With the caveat that any firm involved in a commercial dispute with another firm will use all lawful tools at its disposal to get its way, sometimes language gets a little heated. Florida Power and Light, for example, has a rather normal dispute with Verizon about pole attachment rates.

Buyers and sellers have disagreed about rates for pole attachments or inaction on requests for as long as pole users have wanted access to utility or telephone poles.

But it goes too far when FPL attorneys suggest “Verizon has made clear that it intends to be out of the wireline business  within the next 10 years.”  The stated reason for that belief is that Verizon “no longer wants to be a pole owner.”  
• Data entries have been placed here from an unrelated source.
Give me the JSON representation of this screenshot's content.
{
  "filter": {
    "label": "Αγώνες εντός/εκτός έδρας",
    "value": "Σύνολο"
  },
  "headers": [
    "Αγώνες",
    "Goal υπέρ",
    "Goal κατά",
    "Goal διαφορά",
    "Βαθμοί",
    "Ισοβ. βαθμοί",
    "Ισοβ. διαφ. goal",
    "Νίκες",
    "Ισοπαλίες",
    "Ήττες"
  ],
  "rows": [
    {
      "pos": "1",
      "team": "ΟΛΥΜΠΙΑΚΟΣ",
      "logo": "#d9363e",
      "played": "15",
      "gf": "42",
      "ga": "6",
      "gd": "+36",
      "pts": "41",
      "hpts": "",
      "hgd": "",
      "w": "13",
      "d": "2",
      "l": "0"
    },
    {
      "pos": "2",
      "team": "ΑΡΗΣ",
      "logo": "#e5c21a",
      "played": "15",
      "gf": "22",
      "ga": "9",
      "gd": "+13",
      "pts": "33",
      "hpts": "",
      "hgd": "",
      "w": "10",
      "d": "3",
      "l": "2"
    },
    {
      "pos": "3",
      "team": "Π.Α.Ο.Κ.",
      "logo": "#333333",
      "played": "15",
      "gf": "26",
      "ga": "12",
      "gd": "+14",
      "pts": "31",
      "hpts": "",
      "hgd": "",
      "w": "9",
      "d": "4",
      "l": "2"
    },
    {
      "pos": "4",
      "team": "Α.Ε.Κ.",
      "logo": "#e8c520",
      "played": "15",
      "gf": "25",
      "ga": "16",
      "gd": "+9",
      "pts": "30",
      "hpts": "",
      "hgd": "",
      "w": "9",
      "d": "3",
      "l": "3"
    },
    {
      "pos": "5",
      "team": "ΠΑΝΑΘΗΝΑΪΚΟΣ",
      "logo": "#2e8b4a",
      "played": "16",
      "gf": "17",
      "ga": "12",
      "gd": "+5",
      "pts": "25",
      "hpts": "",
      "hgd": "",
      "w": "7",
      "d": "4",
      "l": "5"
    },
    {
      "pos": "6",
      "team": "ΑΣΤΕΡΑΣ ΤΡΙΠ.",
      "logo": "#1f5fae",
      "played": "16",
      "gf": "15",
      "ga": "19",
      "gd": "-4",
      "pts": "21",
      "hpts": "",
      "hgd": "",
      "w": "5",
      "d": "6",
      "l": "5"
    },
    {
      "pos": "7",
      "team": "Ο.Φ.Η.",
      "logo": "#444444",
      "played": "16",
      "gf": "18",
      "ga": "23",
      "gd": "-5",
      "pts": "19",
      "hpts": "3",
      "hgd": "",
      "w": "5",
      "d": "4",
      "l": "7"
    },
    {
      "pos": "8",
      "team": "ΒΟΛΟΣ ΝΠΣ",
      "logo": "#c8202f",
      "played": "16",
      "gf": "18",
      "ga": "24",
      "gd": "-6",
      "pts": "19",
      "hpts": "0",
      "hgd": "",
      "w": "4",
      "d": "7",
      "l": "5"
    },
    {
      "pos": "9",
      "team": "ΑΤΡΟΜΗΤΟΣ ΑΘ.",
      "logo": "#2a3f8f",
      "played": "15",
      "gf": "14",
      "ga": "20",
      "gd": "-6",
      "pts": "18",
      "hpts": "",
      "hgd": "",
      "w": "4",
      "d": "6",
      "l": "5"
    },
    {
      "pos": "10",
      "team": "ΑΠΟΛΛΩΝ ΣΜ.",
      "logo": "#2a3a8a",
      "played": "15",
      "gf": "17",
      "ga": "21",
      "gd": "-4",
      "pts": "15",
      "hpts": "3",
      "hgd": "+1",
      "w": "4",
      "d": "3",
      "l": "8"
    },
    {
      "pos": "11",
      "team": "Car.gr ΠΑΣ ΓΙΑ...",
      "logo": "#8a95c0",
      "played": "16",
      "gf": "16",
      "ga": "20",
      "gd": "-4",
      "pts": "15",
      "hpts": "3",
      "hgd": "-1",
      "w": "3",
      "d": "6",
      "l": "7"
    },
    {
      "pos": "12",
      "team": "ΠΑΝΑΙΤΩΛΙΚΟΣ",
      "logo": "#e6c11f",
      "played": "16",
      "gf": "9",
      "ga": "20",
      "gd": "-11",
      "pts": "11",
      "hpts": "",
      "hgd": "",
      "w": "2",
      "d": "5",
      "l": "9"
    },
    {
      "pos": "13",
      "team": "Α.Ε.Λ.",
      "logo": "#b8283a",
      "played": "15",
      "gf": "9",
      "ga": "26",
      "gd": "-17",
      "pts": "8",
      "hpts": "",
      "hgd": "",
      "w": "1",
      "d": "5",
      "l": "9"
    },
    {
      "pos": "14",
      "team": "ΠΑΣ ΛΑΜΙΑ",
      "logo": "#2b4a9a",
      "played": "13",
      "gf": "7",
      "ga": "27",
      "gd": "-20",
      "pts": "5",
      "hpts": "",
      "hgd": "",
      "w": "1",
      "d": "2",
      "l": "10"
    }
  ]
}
But Verizon has sold its tower network. Does that mean it does not want to be in the mobile business, or is that just a prudent business decision related to use of capital? Sprint, T-Mobile US  and AT&T  have made the same decisions.
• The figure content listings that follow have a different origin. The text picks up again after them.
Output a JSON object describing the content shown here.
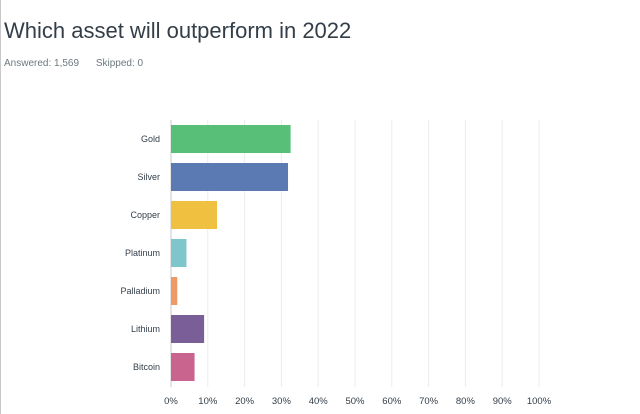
{
  "question": {
    "title": "Which asset will outperform in 2022"
  },
  "stats": {
    "answered_label": "Answered:",
    "answered_value": "1,569",
    "skipped_label": "Skipped:",
    "skipped_value": "0"
  },
  "chart_data": {
    "type": "bar",
    "orientation": "horizontal",
    "categories": [
      "Gold",
      "Silver",
      "Copper",
      "Platinum",
      "Palladium",
      "Lithium",
      "Bitcoin"
    ],
    "values": [
      32.5,
      31.8,
      12.5,
      4.2,
      1.7,
      9.0,
      6.4
    ],
    "colors": [
      "#57bf78",
      "#5b7ab3",
      "#f0c040",
      "#7ec6cc",
      "#ee9a66",
      "#7a5e97",
      "#c9648e"
    ],
    "xlim": [
      0,
      100
    ],
    "xticks": [
      "0%",
      "10%",
      "20%",
      "30%",
      "40%",
      "50%",
      "60%",
      "70%",
      "80%",
      "90%",
      "100%"
    ],
    "grid": true
  }
}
Does anybody really believe any of those firms really wants to get out of the mobile business (with the exception of T-Mobile US, whose owners already have said they want to exit the U.S. market).

That is not to make any assumptions about what Verizon might prefer to do, long term, about any of its lines of business or assets. Some of us would make the argument that, most places in the world, one would choose to be in the mobile, rather than fixed networks business, if possible.

If a service provider decides to lease, rather than build, any particular asset, that is not a clear statement about its interest in competing in a particular line of business.

Many could speculate about what fixed network telcos might do, in the future. It wouldn’t be at all unusual to argue that the eventual course, for many companies, is to exit a business by selling assets. That is true for most small and independent U.S. telcos, both U.S. satellite video companies, nearly all application providers and most equipment suppliers as well.

The point is that, in and of itself, leasing an asset instead of building does not necessarily or even usually provide clues about a firm’s interest in a business.